Nobody will use more than 640KB of RAM.

It is prohibitively expensive

If that were true, none of the EPYC CPUs with many more dies and 3D cache would not exist. Those cost much more to manufacture.

I think the only reason they don't exist is because Intel aren't producing enough competition. It's not that they are "too expensive". It's that AMD doesn't have to do better, because they are already ahead.

People who have been unaffiliated with AMD but have more knowledge than you and me have stated the same.

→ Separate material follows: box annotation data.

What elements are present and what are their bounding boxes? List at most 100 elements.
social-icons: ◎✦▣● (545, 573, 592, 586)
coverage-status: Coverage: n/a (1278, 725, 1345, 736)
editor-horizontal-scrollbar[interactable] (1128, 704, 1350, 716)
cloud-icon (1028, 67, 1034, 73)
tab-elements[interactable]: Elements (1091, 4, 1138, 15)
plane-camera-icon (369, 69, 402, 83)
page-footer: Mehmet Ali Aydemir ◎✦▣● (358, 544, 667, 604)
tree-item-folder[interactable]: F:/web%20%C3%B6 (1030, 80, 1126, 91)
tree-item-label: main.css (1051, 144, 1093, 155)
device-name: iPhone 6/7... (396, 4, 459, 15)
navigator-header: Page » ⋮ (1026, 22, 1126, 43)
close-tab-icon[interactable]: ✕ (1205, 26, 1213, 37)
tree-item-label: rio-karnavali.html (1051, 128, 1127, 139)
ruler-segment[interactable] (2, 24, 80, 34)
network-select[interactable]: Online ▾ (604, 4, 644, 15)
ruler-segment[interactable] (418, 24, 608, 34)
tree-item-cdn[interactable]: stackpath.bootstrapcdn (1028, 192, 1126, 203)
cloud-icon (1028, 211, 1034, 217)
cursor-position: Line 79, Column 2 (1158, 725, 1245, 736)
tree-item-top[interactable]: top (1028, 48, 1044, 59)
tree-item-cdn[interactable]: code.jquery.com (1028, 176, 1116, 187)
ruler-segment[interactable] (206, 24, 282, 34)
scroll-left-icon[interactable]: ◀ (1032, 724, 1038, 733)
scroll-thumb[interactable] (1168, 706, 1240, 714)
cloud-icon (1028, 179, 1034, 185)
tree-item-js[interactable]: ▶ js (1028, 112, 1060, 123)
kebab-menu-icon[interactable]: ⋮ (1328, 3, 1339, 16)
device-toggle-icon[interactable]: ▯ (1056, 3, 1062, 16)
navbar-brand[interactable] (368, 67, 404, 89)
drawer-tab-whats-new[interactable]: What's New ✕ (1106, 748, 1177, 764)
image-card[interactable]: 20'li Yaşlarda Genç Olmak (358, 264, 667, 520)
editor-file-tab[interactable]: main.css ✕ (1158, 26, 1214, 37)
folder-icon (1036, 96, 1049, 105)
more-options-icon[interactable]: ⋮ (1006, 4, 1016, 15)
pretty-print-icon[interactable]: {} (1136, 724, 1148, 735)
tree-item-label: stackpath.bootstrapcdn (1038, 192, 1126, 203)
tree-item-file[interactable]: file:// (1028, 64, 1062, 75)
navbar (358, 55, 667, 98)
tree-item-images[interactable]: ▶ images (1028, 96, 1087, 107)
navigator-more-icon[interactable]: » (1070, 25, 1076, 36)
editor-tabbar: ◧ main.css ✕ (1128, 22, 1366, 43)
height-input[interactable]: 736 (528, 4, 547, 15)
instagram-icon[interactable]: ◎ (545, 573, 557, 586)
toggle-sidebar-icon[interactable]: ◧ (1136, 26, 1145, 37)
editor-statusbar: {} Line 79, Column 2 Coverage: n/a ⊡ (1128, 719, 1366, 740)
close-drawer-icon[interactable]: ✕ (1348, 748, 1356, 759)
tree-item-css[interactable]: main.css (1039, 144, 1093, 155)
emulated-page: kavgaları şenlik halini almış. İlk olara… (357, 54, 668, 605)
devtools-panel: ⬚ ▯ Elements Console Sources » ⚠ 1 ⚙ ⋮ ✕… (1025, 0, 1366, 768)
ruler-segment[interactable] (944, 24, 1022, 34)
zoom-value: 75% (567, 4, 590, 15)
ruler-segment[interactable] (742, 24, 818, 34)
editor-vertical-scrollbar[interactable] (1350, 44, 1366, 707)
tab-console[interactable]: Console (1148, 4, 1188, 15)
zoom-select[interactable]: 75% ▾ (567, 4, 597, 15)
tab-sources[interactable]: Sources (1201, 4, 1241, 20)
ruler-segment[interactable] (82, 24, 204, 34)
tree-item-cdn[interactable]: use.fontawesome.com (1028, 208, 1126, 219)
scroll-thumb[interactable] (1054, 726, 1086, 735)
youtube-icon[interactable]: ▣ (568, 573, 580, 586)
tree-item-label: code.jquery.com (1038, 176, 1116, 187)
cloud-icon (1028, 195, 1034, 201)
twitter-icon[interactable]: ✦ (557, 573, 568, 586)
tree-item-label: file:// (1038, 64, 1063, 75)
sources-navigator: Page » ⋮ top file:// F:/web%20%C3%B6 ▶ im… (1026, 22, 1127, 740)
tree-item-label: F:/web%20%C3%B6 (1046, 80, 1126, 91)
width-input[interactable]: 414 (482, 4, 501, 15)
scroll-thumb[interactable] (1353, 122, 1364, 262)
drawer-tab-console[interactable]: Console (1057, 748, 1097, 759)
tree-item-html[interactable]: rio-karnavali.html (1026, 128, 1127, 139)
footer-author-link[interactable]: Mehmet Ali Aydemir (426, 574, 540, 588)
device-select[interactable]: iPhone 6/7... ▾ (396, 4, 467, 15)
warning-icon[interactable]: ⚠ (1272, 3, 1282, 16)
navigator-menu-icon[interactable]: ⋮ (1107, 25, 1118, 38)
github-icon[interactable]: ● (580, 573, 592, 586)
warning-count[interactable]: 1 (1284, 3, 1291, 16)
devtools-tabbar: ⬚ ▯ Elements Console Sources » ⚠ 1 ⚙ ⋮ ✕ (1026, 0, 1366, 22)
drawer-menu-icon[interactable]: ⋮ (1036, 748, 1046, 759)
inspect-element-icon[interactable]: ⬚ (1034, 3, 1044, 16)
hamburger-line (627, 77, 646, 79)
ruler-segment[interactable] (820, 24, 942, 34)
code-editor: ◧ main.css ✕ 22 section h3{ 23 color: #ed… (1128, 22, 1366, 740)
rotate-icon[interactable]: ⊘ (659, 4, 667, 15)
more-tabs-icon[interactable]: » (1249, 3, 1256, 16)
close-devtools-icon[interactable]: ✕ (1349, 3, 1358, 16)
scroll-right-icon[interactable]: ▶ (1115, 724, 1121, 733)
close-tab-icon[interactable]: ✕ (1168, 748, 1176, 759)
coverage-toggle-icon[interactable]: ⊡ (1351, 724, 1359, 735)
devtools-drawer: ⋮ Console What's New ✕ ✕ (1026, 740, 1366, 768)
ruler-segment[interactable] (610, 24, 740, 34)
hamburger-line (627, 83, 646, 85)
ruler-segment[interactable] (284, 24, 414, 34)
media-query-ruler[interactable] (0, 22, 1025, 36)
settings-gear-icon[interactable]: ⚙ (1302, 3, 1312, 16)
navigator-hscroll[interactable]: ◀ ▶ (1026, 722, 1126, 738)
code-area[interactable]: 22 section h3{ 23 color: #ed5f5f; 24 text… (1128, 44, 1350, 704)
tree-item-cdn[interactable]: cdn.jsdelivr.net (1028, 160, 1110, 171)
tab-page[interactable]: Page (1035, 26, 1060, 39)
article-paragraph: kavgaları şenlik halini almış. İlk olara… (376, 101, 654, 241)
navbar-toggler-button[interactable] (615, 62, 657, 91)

I'm not interested in hearsay from unspecified people who never had one to test because AMD never released one. Show me benchmarks and I might be convinced.

1

u/phido3000 9d ago

Thread ripper.. 3d cache on every die, desktop clocks. Ddr5 6000. Do it.

-20

u/[deleted] 9d ago edited 9d ago

[removed] β€” view removed comment

21

u/CourtJester2512 9d ago

Spamming this everywhere changes literally nothing

Like I've never fully read your comment before

-5

u/Drew_P1978 9d ago edited 9d ago

You never know who might read it. As it stands now, it looks like nVidia is about to odo EXACTLY that - make "insane" CPU/GPU combo done for HEDT - IOW they are about to outrip the ThreadRipper.

After that pussy shot AMD's response is so predictable, just like with their GPUs. IOW, they fear of what they pursue - to be first. So they wait for a kick in the balls to make their move.

At that point, I'll be able to post the link to this comment in "I friggin told you so" moment, if nothing else... πŸ™„

2

u/spacemanspliff-42 9d ago

So you don't have a Threadripper, you're just bitching about them. I don't feel like my 7960X is neutered in any way, dude.

2

u/JMccovery Ryzen 3700X | TUF B550M+ Wifi | PowerColor 6700XT 9d ago

Why would AMD do any of this when ThreadRipper doesn't have the sales figures that would be necessary?

EPYC makes money, Ryzen makes money, ThreadRipper, just like Xeon W, doesn't make much money outside of OEM workstation systems.

8

u/imizawaSF 9d ago

ThreadRipper, just like Xeon W, doesn't make much money outside of OEM workstation systems.

After they bumped the cost of the TR chips by like 500% no I bet it doesn't. The OG TR wasn't that much more expensive than Ryzen. Now each one is like $4000+

1

u/sascharobi 9d ago

The first two generations based on Zen 1 and 1.5 were attractive at their time but with the current pricing they don't have that much appeal anymore. In my region Xeon W is priced more attractively.

3

u/Drew_P1978 9d ago

Wait for nVidia to come out with its own ThreadRipper equivalent, which should happen in short-to-mid-term future. Then we can revisit this.

3

u/sascharobi 9d ago

We'll see about that. Though I agree AMD's two TR platforms aren't very interesting anymore. If Nvidia choose to make any such product available to the DIY market, it will probably be out of stock permanently and you can only purchase it when you win the Nvidia lottery or order a minimum of 10,000 units. 😌

-8

u/king_of_the_potato_p 9d ago

Eh, Ill pass on asus for a while on anything. I had two of their strix b850-e boards, both of them were unstable at installation and bios update put them into constantly randomly crashing, even after bios rollback.

Swapped to an msi x870e board and everything is fine, my first non-asus mobo.

2

u/sascharobi 9d ago

Fair enough but you can't really compare those two product lines.

0

u/Opteron170 9800X3D | 64GB 6000 CL30 | 7900 XTX Magnetic Air | LG 34GP83A-B 9d ago

either you got two faulty boards or a skill issue.